Seleção italiana

Tragédia de Natal: o futebol italiano em xeque

Acabou para Prandelli? O técnico pediu demissão e o futuro da seleção está em dúvida (Getty Images)

“Se a Itália não se classificar, será um fracasso”, disse Buffon em entrevista coletiva antes da partida contra o Uruguai, em Natal. Na Arena das Dunas, a Itália fracassou: perdeu por 1 a 0 para a Celeste e caiu na primeira fase de uma Copa do Mundo pela segunda vez seguida. E fracassou porque não jogou diante dos uruguaios, mas principalmente diante dos costarriquenhos, como vinha atuando em partidas oficiais. A queda precoce atingiu até mesmo a cúpula da delegação, uma vez que Cesare Prandelli e o presidente da Federação Italiana de Futebol – FIGC, Giancarlo Abete, entregaram seus cargos.
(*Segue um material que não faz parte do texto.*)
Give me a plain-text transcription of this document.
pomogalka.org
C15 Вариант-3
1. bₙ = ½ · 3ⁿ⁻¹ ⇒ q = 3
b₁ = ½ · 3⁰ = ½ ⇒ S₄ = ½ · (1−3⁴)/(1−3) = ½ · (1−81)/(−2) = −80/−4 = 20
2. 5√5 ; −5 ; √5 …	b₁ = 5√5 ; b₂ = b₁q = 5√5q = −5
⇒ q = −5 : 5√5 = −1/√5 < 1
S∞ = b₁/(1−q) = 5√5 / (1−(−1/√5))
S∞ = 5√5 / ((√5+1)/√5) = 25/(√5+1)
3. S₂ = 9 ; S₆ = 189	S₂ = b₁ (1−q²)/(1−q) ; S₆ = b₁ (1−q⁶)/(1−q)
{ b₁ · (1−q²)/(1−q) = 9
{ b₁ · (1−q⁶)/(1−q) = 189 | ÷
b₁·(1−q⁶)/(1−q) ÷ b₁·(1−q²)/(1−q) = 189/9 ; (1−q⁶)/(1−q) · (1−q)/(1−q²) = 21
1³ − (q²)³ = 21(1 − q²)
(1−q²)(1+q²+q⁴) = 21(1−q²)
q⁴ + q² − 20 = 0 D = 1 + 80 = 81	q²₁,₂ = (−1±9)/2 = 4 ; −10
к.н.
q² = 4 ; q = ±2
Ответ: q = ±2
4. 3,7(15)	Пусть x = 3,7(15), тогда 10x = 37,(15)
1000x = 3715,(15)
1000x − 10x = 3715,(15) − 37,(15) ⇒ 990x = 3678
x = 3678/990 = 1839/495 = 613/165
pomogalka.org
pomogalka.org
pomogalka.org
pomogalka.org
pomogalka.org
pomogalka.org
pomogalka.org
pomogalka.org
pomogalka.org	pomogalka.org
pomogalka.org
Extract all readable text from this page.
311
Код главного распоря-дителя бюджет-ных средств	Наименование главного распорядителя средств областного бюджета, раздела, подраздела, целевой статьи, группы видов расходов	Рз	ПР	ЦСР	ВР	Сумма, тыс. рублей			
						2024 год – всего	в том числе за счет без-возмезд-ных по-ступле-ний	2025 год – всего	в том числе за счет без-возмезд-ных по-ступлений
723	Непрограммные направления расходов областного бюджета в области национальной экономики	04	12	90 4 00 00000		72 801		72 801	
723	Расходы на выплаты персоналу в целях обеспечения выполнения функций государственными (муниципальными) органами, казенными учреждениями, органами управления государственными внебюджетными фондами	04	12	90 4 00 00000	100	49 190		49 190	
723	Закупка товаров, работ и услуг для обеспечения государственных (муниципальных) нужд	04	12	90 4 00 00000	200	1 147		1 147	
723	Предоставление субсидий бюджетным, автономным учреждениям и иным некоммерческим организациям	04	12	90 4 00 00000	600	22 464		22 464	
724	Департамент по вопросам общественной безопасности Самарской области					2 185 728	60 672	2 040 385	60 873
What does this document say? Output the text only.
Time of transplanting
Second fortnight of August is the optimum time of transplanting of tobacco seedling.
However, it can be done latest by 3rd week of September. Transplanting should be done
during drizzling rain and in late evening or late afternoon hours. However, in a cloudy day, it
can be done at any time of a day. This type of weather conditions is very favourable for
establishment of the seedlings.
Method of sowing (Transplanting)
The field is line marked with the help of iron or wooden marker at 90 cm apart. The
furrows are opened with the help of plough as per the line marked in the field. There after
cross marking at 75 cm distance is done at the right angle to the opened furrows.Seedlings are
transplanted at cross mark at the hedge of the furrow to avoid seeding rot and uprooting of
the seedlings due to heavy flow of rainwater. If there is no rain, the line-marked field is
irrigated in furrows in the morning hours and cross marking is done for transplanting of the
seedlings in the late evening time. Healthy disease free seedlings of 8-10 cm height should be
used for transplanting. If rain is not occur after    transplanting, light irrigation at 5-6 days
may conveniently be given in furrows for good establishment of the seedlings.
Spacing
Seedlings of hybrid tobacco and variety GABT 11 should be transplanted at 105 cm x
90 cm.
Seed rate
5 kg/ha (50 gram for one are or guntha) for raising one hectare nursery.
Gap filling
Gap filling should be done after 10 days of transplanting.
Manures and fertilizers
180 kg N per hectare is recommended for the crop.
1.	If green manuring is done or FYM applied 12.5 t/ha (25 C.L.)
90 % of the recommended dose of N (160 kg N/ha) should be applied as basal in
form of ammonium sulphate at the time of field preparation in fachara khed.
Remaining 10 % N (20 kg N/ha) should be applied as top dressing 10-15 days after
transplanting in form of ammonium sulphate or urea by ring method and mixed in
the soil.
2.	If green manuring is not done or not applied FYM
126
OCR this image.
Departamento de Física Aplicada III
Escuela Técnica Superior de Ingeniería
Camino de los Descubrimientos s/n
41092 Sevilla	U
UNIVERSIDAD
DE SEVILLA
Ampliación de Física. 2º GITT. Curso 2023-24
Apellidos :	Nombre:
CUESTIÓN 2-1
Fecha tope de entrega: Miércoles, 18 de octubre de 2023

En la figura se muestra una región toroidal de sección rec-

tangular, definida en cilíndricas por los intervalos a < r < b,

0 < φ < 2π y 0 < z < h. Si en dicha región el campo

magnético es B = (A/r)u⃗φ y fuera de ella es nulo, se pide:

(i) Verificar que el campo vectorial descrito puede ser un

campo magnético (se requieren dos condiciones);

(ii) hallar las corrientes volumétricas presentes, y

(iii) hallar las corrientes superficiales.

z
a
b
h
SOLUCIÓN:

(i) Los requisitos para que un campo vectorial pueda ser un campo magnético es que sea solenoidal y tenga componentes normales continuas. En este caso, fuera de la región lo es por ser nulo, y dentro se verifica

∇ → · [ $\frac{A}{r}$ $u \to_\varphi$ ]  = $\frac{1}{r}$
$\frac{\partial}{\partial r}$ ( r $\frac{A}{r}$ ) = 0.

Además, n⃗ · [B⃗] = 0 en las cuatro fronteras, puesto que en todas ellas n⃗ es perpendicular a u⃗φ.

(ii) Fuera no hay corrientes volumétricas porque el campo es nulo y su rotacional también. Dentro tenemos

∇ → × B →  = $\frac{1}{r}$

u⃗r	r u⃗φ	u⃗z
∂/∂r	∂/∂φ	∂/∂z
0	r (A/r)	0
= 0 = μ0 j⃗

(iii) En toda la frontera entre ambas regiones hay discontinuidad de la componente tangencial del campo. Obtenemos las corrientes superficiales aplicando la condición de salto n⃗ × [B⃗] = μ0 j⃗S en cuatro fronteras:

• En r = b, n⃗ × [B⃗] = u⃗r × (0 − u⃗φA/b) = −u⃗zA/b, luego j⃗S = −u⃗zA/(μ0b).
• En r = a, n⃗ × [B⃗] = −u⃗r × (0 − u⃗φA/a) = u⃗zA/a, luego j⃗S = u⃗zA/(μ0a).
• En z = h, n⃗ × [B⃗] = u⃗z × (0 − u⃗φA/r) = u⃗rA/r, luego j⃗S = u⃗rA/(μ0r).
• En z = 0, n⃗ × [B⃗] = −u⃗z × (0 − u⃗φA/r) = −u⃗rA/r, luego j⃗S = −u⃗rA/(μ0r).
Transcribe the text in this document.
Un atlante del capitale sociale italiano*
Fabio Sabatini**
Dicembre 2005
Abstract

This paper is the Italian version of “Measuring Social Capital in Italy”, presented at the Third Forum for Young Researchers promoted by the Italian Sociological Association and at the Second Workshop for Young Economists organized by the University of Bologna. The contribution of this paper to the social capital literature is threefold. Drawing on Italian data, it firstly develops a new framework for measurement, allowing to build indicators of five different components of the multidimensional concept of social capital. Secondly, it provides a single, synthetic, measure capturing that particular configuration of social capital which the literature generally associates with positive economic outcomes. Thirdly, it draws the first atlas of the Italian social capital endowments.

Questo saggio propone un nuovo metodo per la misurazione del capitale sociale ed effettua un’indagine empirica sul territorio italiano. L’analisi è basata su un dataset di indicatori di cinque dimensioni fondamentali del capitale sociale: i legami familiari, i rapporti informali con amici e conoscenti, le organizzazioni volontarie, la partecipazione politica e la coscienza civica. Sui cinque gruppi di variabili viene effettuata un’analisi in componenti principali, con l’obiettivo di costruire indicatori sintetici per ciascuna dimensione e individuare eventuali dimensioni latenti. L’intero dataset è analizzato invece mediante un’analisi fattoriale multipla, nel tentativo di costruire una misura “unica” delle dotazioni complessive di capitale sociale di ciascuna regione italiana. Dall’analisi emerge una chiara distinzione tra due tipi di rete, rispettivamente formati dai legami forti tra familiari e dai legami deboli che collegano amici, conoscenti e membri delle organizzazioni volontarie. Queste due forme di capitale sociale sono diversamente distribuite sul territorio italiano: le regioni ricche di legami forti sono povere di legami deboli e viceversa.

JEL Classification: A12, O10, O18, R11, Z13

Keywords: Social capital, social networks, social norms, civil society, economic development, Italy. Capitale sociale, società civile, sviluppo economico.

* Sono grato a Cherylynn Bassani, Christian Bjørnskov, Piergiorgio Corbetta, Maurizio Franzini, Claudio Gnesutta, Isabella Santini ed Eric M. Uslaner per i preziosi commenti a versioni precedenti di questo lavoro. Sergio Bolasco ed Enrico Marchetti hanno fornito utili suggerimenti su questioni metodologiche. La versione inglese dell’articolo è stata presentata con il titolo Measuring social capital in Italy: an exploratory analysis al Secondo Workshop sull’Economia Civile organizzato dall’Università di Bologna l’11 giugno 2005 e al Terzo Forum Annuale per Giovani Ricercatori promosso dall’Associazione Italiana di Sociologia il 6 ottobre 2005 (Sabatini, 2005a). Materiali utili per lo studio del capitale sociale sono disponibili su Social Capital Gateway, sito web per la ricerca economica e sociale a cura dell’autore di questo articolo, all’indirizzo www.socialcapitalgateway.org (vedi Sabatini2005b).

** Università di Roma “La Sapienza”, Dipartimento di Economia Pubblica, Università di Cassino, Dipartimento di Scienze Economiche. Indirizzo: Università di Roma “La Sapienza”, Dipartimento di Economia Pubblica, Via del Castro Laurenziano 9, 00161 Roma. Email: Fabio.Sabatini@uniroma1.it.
Os números dizem. Antes do Mundial, a Itália havia perdido apenas dois jogos oficiais sob o comando de Prandelli: contra a Espanha, na final da Euro 2012, e contra o Brasil, na Copa das Confederações. Em terras brasileiras, a Itália só atuou conforme o programado pelo treinador contra a Inglaterra, em Manaus, quando teve uma excelente atuação, e somou o mesmo número de derrotas que em quatro anos de trabalho. Logo no Amazonas, para o qual houve até preparação especial, com sauna climatizada no centro de treinamentos de Coverciano. Parece, no entanto, que a Itália não se preparou o suficiente para as partidas das 13 horas, em Recife e Natal.

Tanto contra a Costa Rica quanto contra o Uruguai, a Itália teve a bola, mas não agrediu o suficiente. Foi preguiçosa, atuou em ritmo lento e sentiu o desgaste físico. No final do segundo tempo contra o Uruguai, a equipe mal conseguia correr.

Os últimos minutos foram dignos de pelada de fim de ano da firma. Parolo, que entrou no intervalo, substituindo Balotelli, estava exausto. Por mais que o clima italiano seja muito diferente do brasileiro, a preparação física no Belpaese é deficitária. Em nível de clubes, as equipes da Itália estão atrás das outras europeias de campeonatos de ponta e chegam ao final de temporada muito mais desgastadas.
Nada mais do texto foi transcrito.